Add a speculative-decoding serving example for Qwen3-8B by pluna · Pull Request #307 · modelplaneai/modelplane

pluna · 2026-06-24T00:48:30Z

Description of your changes

The Examples page covers single-engine, multi-node, and disaggregated serving, but nothing for speculative decoding, a common way to cut single-GPU decode latency. This adds an example for n-gram (prompt-lookup) speculation, which proposes tokens by matching the prompt and so runs as one Standalone vLLM engine with no draft model or extra cached weights.
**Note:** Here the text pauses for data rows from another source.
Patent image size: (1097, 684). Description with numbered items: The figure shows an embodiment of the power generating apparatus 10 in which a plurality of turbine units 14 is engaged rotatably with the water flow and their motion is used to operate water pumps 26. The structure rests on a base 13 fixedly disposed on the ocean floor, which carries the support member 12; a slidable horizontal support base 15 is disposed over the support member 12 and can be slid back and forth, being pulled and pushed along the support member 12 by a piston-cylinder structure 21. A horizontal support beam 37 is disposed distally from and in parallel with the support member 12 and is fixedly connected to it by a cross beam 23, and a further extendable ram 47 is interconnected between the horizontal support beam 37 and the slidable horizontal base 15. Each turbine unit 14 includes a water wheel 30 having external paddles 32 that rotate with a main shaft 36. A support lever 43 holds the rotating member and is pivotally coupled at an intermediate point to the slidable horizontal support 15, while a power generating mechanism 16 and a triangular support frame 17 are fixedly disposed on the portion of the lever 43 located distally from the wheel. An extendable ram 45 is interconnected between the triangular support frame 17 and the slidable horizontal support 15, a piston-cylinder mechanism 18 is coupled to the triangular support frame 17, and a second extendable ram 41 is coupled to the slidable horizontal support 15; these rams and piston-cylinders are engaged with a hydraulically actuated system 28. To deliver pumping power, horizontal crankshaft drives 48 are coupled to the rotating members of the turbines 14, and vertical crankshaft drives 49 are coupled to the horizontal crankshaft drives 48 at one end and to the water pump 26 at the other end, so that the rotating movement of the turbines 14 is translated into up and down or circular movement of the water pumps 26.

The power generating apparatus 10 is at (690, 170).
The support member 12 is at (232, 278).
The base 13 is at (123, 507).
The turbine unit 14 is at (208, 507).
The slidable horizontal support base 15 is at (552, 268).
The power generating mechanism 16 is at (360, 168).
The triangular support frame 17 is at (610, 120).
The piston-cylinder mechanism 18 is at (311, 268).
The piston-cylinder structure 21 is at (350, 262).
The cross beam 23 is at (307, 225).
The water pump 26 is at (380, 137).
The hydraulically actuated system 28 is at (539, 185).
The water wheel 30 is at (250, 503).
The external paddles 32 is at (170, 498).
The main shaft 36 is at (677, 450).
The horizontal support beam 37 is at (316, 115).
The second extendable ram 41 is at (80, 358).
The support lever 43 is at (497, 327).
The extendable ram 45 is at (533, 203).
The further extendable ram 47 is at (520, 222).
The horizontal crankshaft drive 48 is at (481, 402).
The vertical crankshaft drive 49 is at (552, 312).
The page serves Qwen3-8B on a single L4 and benchmarks the speculative engine against an identical baseline without --speculative-config. On a copy-heavy edit workload the speculative engine reaches 2.4 times the output-token throughput at about half the time per output token, with a 65% draft acceptance rate. I ran it end to end on GKE: the cluster provisioned, the deployment served a valid completion, and the benchmark numbers in the page come from that run.

I have:

Read and followed Modelplane's contribution process.
Run nix flake check (or ./nix.sh flake check) and made sure it passes.
~~Added or updated tests covering any composition function changes.~~ No composition functions changed; this is docs only.
Signed off every commit with git commit -s.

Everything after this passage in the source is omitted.